Although we have previously detected NNK in smokers' pancreatic juice at levels of 90.3 ± 165 ng/mL juice (3) and documented that human pancreatic tissue metabolizes NNK by α-hydroxylation (4), this study failed to show the presence of HPB-releasing adducts in smokers' pancreatic DNA. Therefore, it seems that the extent of NNK-induced pyridyloxobutylation in the human pancreas is relatively low or that this adduct is relatively easily repaired. The major metabolite observed in our previous study was NNAL (4). Like NNK, NNAL is also known to induce pancreatic cancer in rodents (2) and can induce DNA adducts resulting from pyridylhydroxybutylation (5) and methylation pathways.

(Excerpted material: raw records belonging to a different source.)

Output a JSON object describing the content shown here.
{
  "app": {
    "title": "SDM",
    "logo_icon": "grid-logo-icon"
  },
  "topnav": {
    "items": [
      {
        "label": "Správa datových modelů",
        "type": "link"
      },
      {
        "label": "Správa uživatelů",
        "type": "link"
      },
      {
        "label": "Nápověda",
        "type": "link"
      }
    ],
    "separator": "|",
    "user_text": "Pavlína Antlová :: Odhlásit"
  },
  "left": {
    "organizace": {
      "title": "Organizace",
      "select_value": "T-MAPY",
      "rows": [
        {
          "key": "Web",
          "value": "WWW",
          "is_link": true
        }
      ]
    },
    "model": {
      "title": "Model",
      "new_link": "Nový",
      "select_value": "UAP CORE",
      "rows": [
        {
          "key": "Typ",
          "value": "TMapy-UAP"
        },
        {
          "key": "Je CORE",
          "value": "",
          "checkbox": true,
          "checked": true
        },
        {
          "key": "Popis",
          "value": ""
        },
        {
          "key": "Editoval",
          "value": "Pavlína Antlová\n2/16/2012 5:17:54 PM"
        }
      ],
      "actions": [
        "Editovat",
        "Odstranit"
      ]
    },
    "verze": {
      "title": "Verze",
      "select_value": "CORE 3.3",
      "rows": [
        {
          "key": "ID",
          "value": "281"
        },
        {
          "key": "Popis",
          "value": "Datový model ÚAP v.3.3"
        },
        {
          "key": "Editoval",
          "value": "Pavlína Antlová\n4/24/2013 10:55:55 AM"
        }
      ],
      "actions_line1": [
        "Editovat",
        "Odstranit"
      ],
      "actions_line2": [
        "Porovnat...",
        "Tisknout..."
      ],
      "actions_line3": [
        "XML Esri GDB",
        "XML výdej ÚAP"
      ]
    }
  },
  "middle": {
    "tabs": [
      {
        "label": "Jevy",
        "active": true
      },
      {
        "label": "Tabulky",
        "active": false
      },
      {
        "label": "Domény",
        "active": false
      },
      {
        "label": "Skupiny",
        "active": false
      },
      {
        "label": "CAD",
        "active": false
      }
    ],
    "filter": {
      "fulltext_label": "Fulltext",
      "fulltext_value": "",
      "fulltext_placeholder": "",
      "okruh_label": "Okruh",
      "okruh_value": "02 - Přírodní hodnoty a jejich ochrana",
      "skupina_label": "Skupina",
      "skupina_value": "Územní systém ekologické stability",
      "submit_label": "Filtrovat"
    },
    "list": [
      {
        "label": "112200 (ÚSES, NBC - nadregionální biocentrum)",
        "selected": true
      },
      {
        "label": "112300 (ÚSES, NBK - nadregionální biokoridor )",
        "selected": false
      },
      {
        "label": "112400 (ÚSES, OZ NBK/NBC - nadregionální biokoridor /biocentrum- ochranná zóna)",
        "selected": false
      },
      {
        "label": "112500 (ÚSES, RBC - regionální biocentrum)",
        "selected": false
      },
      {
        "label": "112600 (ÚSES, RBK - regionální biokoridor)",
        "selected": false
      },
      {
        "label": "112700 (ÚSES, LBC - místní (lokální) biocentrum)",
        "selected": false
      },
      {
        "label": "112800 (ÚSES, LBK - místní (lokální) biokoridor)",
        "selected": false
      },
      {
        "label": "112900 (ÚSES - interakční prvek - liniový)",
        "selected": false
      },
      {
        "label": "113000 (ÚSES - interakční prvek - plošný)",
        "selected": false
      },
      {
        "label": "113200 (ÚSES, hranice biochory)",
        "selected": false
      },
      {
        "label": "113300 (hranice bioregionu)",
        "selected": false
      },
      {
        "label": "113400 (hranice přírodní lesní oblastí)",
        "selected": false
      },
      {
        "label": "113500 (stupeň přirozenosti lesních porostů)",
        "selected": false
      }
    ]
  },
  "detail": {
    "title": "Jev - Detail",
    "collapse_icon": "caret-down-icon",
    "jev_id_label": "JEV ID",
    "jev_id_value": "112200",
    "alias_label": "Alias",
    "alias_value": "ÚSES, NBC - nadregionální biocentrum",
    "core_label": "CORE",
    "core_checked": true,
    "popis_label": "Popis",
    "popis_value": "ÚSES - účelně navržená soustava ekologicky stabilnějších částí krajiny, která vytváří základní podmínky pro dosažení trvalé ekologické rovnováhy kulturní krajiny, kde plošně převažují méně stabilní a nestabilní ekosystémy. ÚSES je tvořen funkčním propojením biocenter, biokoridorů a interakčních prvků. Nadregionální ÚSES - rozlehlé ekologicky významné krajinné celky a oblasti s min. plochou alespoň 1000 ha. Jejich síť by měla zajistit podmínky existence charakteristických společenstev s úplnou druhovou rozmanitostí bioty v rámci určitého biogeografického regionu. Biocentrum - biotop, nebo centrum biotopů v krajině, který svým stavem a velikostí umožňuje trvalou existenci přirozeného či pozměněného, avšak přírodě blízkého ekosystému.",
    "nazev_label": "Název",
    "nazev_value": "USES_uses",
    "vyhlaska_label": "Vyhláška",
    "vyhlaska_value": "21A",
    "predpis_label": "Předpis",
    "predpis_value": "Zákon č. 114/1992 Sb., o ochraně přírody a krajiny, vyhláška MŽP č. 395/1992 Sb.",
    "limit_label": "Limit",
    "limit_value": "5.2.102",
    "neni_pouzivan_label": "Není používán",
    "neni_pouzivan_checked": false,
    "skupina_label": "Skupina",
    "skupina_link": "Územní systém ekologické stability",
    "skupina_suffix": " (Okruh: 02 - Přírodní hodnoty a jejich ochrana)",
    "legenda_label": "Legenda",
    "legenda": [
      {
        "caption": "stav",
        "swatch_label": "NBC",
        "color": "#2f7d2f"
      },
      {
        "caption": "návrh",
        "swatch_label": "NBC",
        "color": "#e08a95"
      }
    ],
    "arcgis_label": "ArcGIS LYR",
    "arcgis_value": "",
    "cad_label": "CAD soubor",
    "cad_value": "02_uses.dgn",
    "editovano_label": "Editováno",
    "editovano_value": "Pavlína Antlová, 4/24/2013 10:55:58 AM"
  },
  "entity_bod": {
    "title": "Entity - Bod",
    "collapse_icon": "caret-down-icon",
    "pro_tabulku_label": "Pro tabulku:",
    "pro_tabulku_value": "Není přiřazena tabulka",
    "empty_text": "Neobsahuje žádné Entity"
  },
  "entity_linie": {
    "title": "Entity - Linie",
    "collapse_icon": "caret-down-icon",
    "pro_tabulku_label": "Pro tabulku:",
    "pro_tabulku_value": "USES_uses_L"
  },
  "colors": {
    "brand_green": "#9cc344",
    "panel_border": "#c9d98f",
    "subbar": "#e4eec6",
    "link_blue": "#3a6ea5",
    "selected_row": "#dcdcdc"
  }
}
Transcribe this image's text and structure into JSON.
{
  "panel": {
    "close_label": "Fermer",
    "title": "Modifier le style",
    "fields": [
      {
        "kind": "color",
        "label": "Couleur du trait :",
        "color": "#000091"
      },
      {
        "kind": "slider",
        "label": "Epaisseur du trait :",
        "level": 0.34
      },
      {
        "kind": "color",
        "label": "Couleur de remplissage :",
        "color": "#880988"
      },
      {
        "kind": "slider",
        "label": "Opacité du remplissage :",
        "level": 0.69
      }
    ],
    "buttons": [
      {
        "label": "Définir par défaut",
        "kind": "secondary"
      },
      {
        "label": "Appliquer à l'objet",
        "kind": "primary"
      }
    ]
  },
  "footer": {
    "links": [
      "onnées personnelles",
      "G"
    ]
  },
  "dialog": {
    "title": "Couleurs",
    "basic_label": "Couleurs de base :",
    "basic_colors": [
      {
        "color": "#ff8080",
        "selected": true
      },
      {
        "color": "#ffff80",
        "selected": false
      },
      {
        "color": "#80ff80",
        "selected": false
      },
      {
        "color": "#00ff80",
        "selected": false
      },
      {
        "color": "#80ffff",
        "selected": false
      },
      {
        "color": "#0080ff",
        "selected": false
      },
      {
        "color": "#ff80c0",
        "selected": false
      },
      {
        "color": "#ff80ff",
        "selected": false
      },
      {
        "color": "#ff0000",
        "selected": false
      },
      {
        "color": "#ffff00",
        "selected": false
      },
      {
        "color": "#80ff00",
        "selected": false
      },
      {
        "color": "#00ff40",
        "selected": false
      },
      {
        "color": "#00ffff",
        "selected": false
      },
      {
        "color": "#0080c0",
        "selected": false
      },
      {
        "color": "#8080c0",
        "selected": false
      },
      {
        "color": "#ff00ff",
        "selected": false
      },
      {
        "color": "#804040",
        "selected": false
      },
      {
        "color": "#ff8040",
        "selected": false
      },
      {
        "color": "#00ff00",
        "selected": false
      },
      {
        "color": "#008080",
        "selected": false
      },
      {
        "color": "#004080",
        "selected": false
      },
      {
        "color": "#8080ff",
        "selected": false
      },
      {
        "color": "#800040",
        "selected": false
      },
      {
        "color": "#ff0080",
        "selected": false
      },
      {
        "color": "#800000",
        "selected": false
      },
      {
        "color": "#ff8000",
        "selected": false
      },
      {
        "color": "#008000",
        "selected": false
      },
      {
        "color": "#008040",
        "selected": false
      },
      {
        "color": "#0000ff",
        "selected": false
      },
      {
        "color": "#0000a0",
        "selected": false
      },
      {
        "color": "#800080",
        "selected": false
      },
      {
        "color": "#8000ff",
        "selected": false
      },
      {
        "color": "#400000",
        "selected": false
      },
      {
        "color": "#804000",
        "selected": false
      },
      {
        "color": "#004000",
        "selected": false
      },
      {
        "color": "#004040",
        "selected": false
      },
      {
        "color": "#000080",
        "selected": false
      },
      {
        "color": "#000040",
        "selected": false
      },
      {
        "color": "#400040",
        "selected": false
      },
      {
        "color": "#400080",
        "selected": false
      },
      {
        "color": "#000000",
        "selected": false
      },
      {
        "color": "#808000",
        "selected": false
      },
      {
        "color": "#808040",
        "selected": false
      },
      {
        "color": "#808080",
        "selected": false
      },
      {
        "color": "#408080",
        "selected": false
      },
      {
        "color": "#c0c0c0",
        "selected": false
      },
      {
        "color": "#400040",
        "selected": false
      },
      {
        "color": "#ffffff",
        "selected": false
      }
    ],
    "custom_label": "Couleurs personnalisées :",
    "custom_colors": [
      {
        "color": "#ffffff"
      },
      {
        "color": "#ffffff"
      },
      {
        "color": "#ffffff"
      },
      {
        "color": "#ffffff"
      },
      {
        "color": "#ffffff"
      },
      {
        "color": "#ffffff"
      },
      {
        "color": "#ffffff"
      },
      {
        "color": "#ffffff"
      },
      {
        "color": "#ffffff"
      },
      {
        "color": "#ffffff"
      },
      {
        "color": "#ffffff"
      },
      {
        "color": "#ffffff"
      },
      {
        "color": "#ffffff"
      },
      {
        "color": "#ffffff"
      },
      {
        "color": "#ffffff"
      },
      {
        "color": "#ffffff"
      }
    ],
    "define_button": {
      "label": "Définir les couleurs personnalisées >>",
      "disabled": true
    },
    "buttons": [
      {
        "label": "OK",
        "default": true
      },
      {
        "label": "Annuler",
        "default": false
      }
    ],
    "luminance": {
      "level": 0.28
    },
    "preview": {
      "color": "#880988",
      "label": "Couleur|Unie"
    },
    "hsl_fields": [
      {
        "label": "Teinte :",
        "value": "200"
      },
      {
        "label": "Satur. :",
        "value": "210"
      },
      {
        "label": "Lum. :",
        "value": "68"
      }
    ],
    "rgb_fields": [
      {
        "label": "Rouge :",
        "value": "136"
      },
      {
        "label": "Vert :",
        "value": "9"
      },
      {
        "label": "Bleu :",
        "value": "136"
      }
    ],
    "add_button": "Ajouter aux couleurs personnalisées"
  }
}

Future studies will therefore need to examine the formation of these adducts induced by either NNK and/or NNAL.

The lack of a statistically significant difference between smokers and nonsmokers with regard to 8-OHdG levels is in agreement with a previously reported finding (8).

Despite the outcome of this study, the role of NNK in the induction of human pancreatic cancer cannot be totally disregarded. NNK and its metabolite NNAL are the only environmental carcinogens known to induce pancreatic tumors in laboratory animals and tobacco smoking is unquestionably related to the induction of this malignancy. Future studies need to be aimed at improving sensitivity and selectivity of existing analytic methods to better understand the role of tobacco carcinogens in the etiology of pancreatic cancer.